Cinema

Salerno Doc Festival 2014. Nei tuoi occhi

Giovanni Bottiglieri

Al Salerno Doc Festival il regista Pietro Albino Di Pasquale porta il punto di vista degli ipovedenti in una soggettiva unica nel cinema documentaristico

 

Il Salerno Doc Festival si apre a una visione alternativa e inedita presentando Nei tuoi occhi del regista Pietro Albino Di Pasquale come quinto lungometraggio in concorso. La visione, definita spesso “inguardabile”, propone il mondo attraverso lo sguardo ipovedente, tema mai affrontato nell’ambito cinematografico poiché si pone come sfumatura fra il mondo vedente e quello non-vedente.

Il film ha come oggetto un’intera giornata “negli occhi” dei protagonisti: una ragazza di tredici anni alle prese con una lettera d’amore che non ha il coraggio di consegnare al compagno di classe del quale è infatuata; parallelamente la macchina da presa, tutta in soggettiva, sposta l’attenzione su Anna, Mauro e Giovanni, una famiglia di ipovedenti, nella quale il solo a vedere è Pierpaolo, il figlio. L’altra protagonista è Zaira, una ragazza che è prossima a un’operazione delicata che la pone in una situazione rischiosa rispetto alla sua vista e che potrebbe comprometterla del tutto. Una giornata negli occhi di Vito, che non sa se suo figlio Daniele, appena nato, sia o meno affetto dalla sua stessa malattia.

Nei tuoi occhi ha avuto quattro anni di post-produzione poiché il regista Di Pasquale, si è documentato scientificamente ricostruendo in modo molto dettagliato il punto di vista fisico dei protagonisti, con tutte le differenze dei casi. Questo film è un’esperienza di vita per qualsiasi spettatore e arriva ben oltre gli obiettivi preposti poiché oltre ad essere un’indagine cinematografica risulta essere un universo che pone delle domande, solleva dei dubbi e soprattutto risponde a degli interrogativi presenti delle recondite profondità di ognuno di noi. Il cinema finisce per essere soltanto un mezzo che, al servizio della filosofia, paradossalmente riesce a mostrare tutta la sua potenza espressiva e l’immagine, che in altri casi tenta di essere distrutta, qui è distorta con naturalezza per la ragione che oltre a percepirla in maniera fisica, la si percepisce soprattutto non guardandola. Questo film è importantissimo per qualsiasi comunità, da quella vedente a quella non vedente o non udente; il cinema come visione, come immagini viene sovvertito senza la volontà di farlo ma, probabilmente per la prima volta, è al servizio di un grado di visione fisica compromesso dalla natura e che compromette la natura stessa dell’origine del cinema.
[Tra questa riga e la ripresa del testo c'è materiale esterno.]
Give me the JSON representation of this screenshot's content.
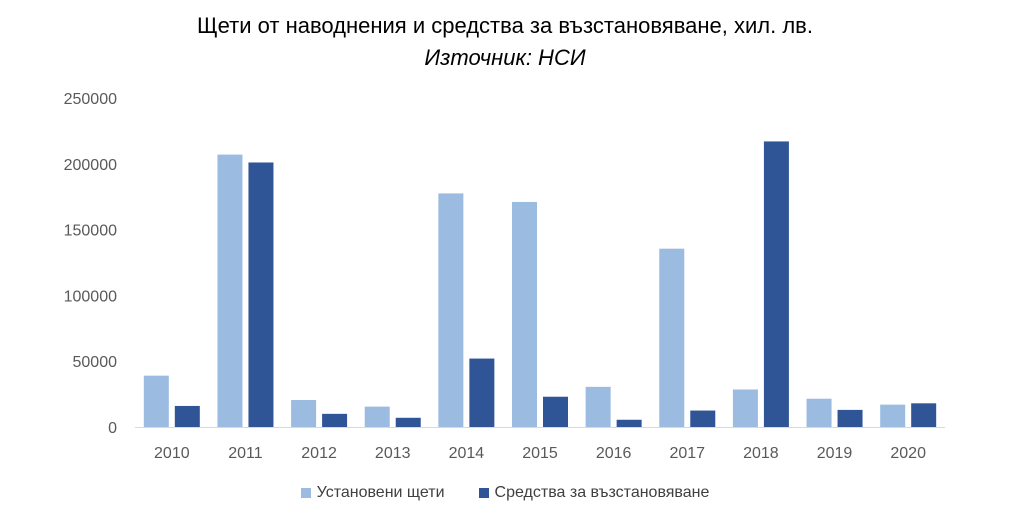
{
  "chart_data": {
    "type": "bar",
    "title": "Щети от наводнения и средства за възстановяване, хил. лв.",
    "subtitle": "Източник: НСИ",
    "categories": [
      "2010",
      "2011",
      "2012",
      "2013",
      "2014",
      "2015",
      "2016",
      "2017",
      "2018",
      "2019",
      "2020"
    ],
    "series": [
      {
        "name": "Установени щети",
        "color": "#9BBBE0",
        "values": [
          39000,
          207000,
          20500,
          15500,
          177500,
          171000,
          30500,
          135500,
          28500,
          21500,
          17000
        ]
      },
      {
        "name": "Средства за възстановяване",
        "color": "#2F5597",
        "values": [
          16000,
          201000,
          10000,
          7000,
          52000,
          23000,
          5500,
          12500,
          217000,
          13000,
          18000
        ]
      }
    ],
    "ylim": [
      0,
      250000
    ],
    "yticks": [
      0,
      50000,
      100000,
      150000,
      200000,
      250000
    ],
    "grid": false,
    "legend": "bottom"
  }
}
La sensazione che abbiamo avuto al Festival, con ospiti i protagonisti e una parte importante delle comunità di ipovedenti, non-vedenti e non-udenti, è stata quella che il loro punto di vista fosse per la prima volta mostrato, pur avendo mostrato poco, come condivisione, come crescita individuale e collettiva e, senza avere la pretesa di insegnare qualcosa, lo fa e lo ha fatto con qualsiasi spettatore presente. Questo lungometraggio è il punto di partenza di una ricerca che potrebbe dare origine a un filone di film che al centro mette la condivisione dei linguaggi e delle percezioni umane a tutto tondo.